Let’s start with the “Life” questions – particularly human life. Looking back over yesterday’s ramblings (assembled after quoffing a pichet of local red wine) I realize they require a little tightening up. There are some attributes which are clearly and uniquely human: critical self-awareness; the ability to recognise and respond to an accepted social/moral framework (call it conscience if you will); and particularly our access to higher level thinking skills (analysis, comparison, judgement etc.) all of which are are dependent on our amazing capacity for advanced language. Even the most animal-centric scientists begrudgingly concede that these qualities set us hugely apart from the rest of the animal kingdom. In evolutionary biology one expects smooth gradations: here, the differences are nothing short of cataclysmic. The question is, how? – and more importantly, “why”? It has been suggested that at some critical point in our evolutionary history, human beings reached a tipping point: that we were subsequently able to manipulate the world to our unique advantage. But is this really the answer? Homo Sapiens emerged from Africa around 70,000 years ago. Other humanoid primates, for example the Neanderthals in Europe occupied different parts of the world before our onslaught. Did they all share uniquely “human” attributes? It is believed that Homo Sapiens was able to interbreed with other humanoid species; do we all, in fact, share the Neanderthal gene-pool? I’m not convinced. Once again, the jury’s still out.

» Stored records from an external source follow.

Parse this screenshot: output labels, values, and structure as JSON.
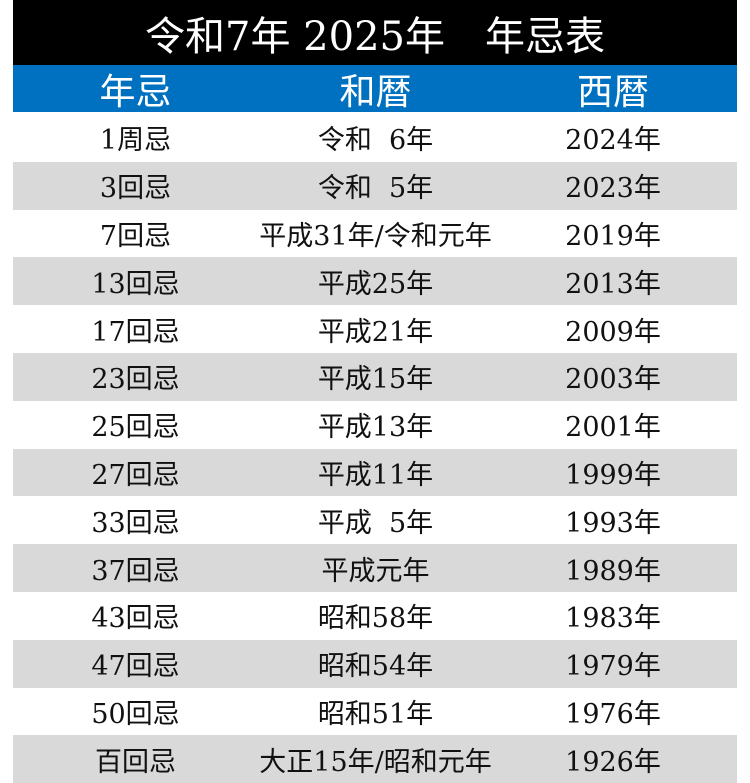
{
  "title": "令和7年 2025年　年忌表",
  "headers": {
    "nenki": "年忌",
    "wareki": "和暦",
    "seireki": "西暦"
  },
  "colors": {
    "title_bg": "#000000",
    "header_bg": "#0070c0",
    "shaded_row": "#d9d9d9"
  },
  "rows": [
    {
      "nenki": "1周忌",
      "wareki": "令和  6年",
      "seireki": "2024年"
    },
    {
      "nenki": "3回忌",
      "wareki": "令和  5年",
      "seireki": "2023年"
    },
    {
      "nenki": "7回忌",
      "wareki": "平成31年/令和元年",
      "seireki": "2019年"
    },
    {
      "nenki": "13回忌",
      "wareki": "平成25年",
      "seireki": "2013年"
    },
    {
      "nenki": "17回忌",
      "wareki": "平成21年",
      "seireki": "2009年"
    },
    {
      "nenki": "23回忌",
      "wareki": "平成15年",
      "seireki": "2003年"
    },
    {
      "nenki": "25回忌",
      "wareki": "平成13年",
      "seireki": "2001年"
    },
    {
      "nenki": "27回忌",
      "wareki": "平成11年",
      "seireki": "1999年"
    },
    {
      "nenki": "33回忌",
      "wareki": "平成  5年",
      "seireki": "1993年"
    },
    {
      "nenki": "37回忌",
      "wareki": "平成元年",
      "seireki": "1989年"
    },
    {
      "nenki": "43回忌",
      "wareki": "昭和58年",
      "seireki": "1983年"
    },
    {
      "nenki": "47回忌",
      "wareki": "昭和54年",
      "seireki": "1979年"
    },
    {
      "nenki": "50回忌",
      "wareki": "昭和51年",
      "seireki": "1976年"
    },
    {
      "nenki": "百回忌",
      "wareki": "大正15年/昭和元年",
      "seireki": "1926年"
    }
  ]
}
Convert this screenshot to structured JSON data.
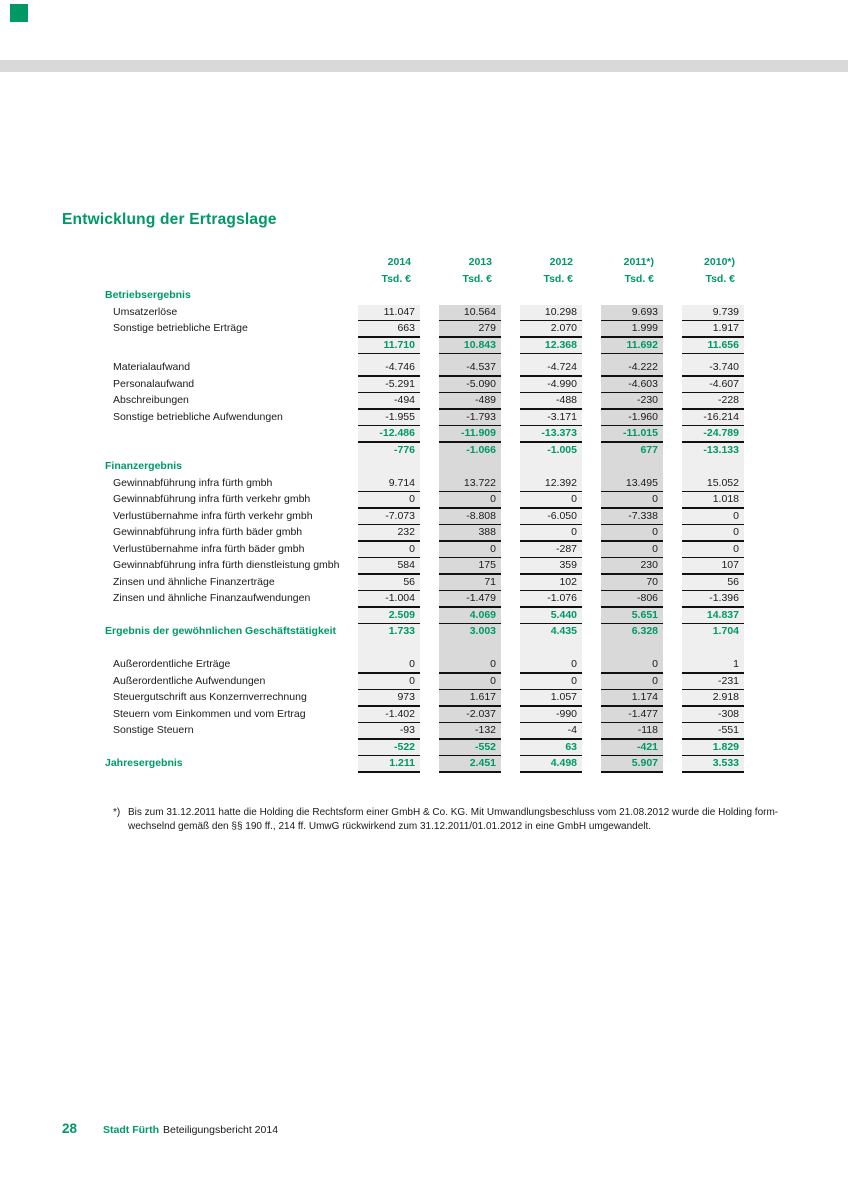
{
  "page": {
    "title": "Entwicklung der Ertragslage",
    "footnote": {
      "marker": "*)",
      "line1": "Bis zum 31.12.2011 hatte die Holding die Rechtsform einer GmbH & Co. KG. Mit Umwandlungsbeschluss vom 21.08.2012 wurde die Holding form-",
      "line2": "wechselnd gemäß den §§ 190 ff., 214 ff. UmwG rückwirkend zum 31.12.2011/01.01.2012 in eine GmbH umgewandelt."
    },
    "footer": {
      "page_number": "28",
      "brand": "Stadt Fürth",
      "report": "Beteiligungsbericht 2014"
    }
  },
  "colors": {
    "accent_green": "#009966",
    "band_light": "#efefef",
    "band_dark": "#d9d9d9",
    "top_bar": "#d9d9d9",
    "cell_border": "#111111"
  },
  "table": {
    "unit_label": "Tsd. €",
    "year_columns": [
      "2014",
      "2013",
      "2012",
      "2011*)",
      "2010*)"
    ],
    "rows": [
      {
        "kind": "head",
        "label": "",
        "values": [
          "2014",
          "2013",
          "2012",
          "2011*)",
          "2010*)"
        ]
      },
      {
        "kind": "head",
        "label": "",
        "values": [
          "Tsd. €",
          "Tsd. €",
          "Tsd. €",
          "Tsd. €",
          "Tsd. €"
        ]
      },
      {
        "kind": "sec0",
        "label": "Betriebsergebnis",
        "values": null
      },
      {
        "kind": "d",
        "label": "Umsatzerlöse",
        "values": [
          "11.047",
          "10.564",
          "10.298",
          "9.693",
          "9.739"
        ]
      },
      {
        "kind": "d",
        "label": "Sonstige betriebliche Erträge",
        "values": [
          "663",
          "279",
          "2.070",
          "1.999",
          "1.917"
        ]
      },
      {
        "kind": "t",
        "label": "",
        "values": [
          "11.710",
          "10.843",
          "12.368",
          "11.692",
          "11.656"
        ]
      },
      {
        "kind": "sp",
        "label": "",
        "values": null
      },
      {
        "kind": "d",
        "label": "Materialaufwand",
        "values": [
          "-4.746",
          "-4.537",
          "-4.724",
          "-4.222",
          "-3.740"
        ]
      },
      {
        "kind": "d",
        "label": "Personalaufwand",
        "values": [
          "-5.291",
          "-5.090",
          "-4.990",
          "-4.603",
          "-4.607"
        ]
      },
      {
        "kind": "d",
        "label": "Abschreibungen",
        "values": [
          "-494",
          "-489",
          "-488",
          "-230",
          "-228"
        ]
      },
      {
        "kind": "d",
        "label": "Sonstige betriebliche Aufwendungen",
        "values": [
          "-1.955",
          "-1.793",
          "-3.171",
          "-1.960",
          "-16.214"
        ]
      },
      {
        "kind": "t",
        "label": "",
        "values": [
          "-12.486",
          "-11.909",
          "-13.373",
          "-11.015",
          "-24.789"
        ]
      },
      {
        "kind": "r",
        "label": "",
        "values": [
          "-776",
          "-1.066",
          "-1.005",
          "677",
          "-13.133"
        ]
      },
      {
        "kind": "sec",
        "label": "Finanzergebnis",
        "values": null
      },
      {
        "kind": "d",
        "label": "Gewinnabführung infra fürth gmbh",
        "values": [
          "9.714",
          "13.722",
          "12.392",
          "13.495",
          "15.052"
        ]
      },
      {
        "kind": "d",
        "label": "Gewinnabführung infra fürth verkehr gmbh",
        "values": [
          "0",
          "0",
          "0",
          "0",
          "1.018"
        ]
      },
      {
        "kind": "d",
        "label": "Verlustübernahme infra fürth verkehr gmbh",
        "values": [
          "-7.073",
          "-8.808",
          "-6.050",
          "-7.338",
          "0"
        ]
      },
      {
        "kind": "d",
        "label": "Gewinnabführung infra fürth bäder gmbh",
        "values": [
          "232",
          "388",
          "0",
          "0",
          "0"
        ]
      },
      {
        "kind": "d",
        "label": "Verlustübernahme infra fürth bäder gmbh",
        "values": [
          "0",
          "0",
          "-287",
          "0",
          "0"
        ]
      },
      {
        "kind": "d",
        "label": "Gewinnabführung infra fürth dienstleistung gmbh",
        "values": [
          "584",
          "175",
          "359",
          "230",
          "107"
        ]
      },
      {
        "kind": "d",
        "label": "Zinsen und ähnliche Finanzerträge",
        "values": [
          "56",
          "71",
          "102",
          "70",
          "56"
        ]
      },
      {
        "kind": "d",
        "label": "Zinsen und ähnliche Finanzaufwendungen",
        "values": [
          "-1.004",
          "-1.479",
          "-1.076",
          "-806",
          "-1.396"
        ]
      },
      {
        "kind": "t",
        "label": "",
        "values": [
          "2.509",
          "4.069",
          "5.440",
          "5.651",
          "14.837"
        ]
      },
      {
        "kind": "rl",
        "label": "Ergebnis der gewöhnlichen Geschäftstätigkeit",
        "values": [
          "1.733",
          "3.003",
          "4.435",
          "6.328",
          "1.704"
        ]
      },
      {
        "kind": "bl",
        "label": "",
        "values": null
      },
      {
        "kind": "d",
        "label": "Außerordentliche Erträge",
        "values": [
          "0",
          "0",
          "0",
          "0",
          "1"
        ]
      },
      {
        "kind": "d",
        "label": "Außerordentliche Aufwendungen",
        "values": [
          "0",
          "0",
          "0",
          "0",
          "-231"
        ]
      },
      {
        "kind": "d",
        "label": "Steuergutschrift aus Konzernverrechnung",
        "values": [
          "973",
          "1.617",
          "1.057",
          "1.174",
          "2.918"
        ]
      },
      {
        "kind": "d",
        "label": "Steuern vom Einkommen und vom Ertrag",
        "values": [
          "-1.402",
          "-2.037",
          "-990",
          "-1.477",
          "-308"
        ]
      },
      {
        "kind": "d",
        "label": "Sonstige Steuern",
        "values": [
          "-93",
          "-132",
          "-4",
          "-118",
          "-551"
        ]
      },
      {
        "kind": "t",
        "label": "",
        "values": [
          "-522",
          "-552",
          "63",
          "-421",
          "1.829"
        ]
      },
      {
        "kind": "fl",
        "label": "Jahresergebnis",
        "values": [
          "1.211",
          "2.451",
          "4.498",
          "5.907",
          "3.533"
        ]
      }
    ]
  }
}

Continuing to the end of the lake I decide to tackle an alpine ascent up to Thones. Pausing at St Ferreol, at the foot of the gorge, I see that it is “only” 17km away. I estimate that, at my speed, this could take up to two hours! But what a wonderful two hours – accompanied by the sound of rushing water and the overwhelming smell of wild garlic.

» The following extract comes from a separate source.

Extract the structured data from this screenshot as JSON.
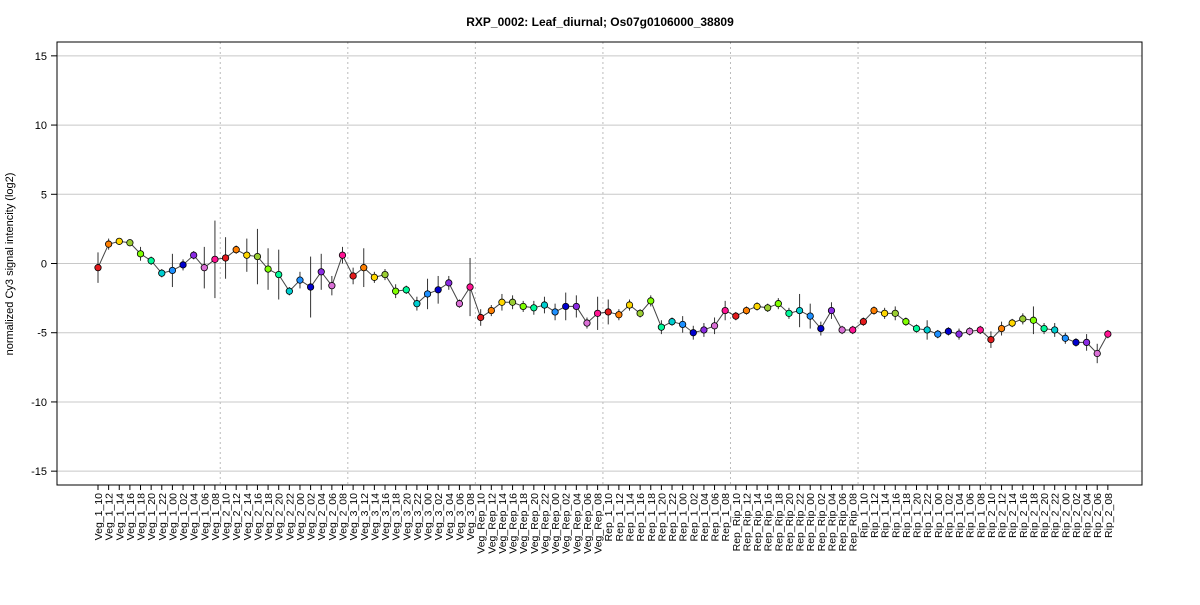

Part way up I emerge into a wide hanging valley in the middle of which is the alpine village of Serraval – a beauty. Soon after this I reach the Col du Marais at the relatively modest height of 843m


However, the snowline doesn’t seem that far away. A sweeping descent to Thones for lunch. And no, it didn’t take me 2 hours! What about the universe? Of course scientists think they’ve answered all the questions. But have they? There’s no doubt that it’s governed by some wonderful, even beautiful laws: the processes of evolution: the intricacies of quantum mechanics: progress towards the single unified theory, etc. These could almost be said to be miraculous! And there’s no doubt that scientists with their restless curiosity deserve all the credit for this. But there are still many unanswered questions – particularly the “why” ones. Where do the laws governing the universe come from? Why are they there? Is there life elsewhere in the universe? If not, why not? (Believe me, they’re busting a gut to find it). Why have they not yet been able to “create” something which is living from something which is not? (They haven’t!). What was there before the big bang? What exists beyond the limits of space? I could go on. The truth is, and I say this with absolutely no disrespect – scientists can only answer scientific questions. An obvious truism. In anthropological terms there are also many things which are difficult to explain: why does philanthropy exist? (The selfish gene); what about love? Why is there beauty in the world? (It serves no scientific purpose). As I said, many questions but fewer answers. In any journey, the best is often left to the last. In my return to Annecy I spontaneously decide to leave the main road for a back lane. What a beauty – it’s hard to know where to start. First, a towering waterfall.


I think this must be the original “main” road between Thones and Annecy because it links a number of idyllic hamlets. And have you ever seen intricate woodwork like this? (A mail-box)


When I reach Annecy I feel almost drunk with the beauty of the day. It certainly has been a thoughtful and most exhilarating day. Tomorrow is my last.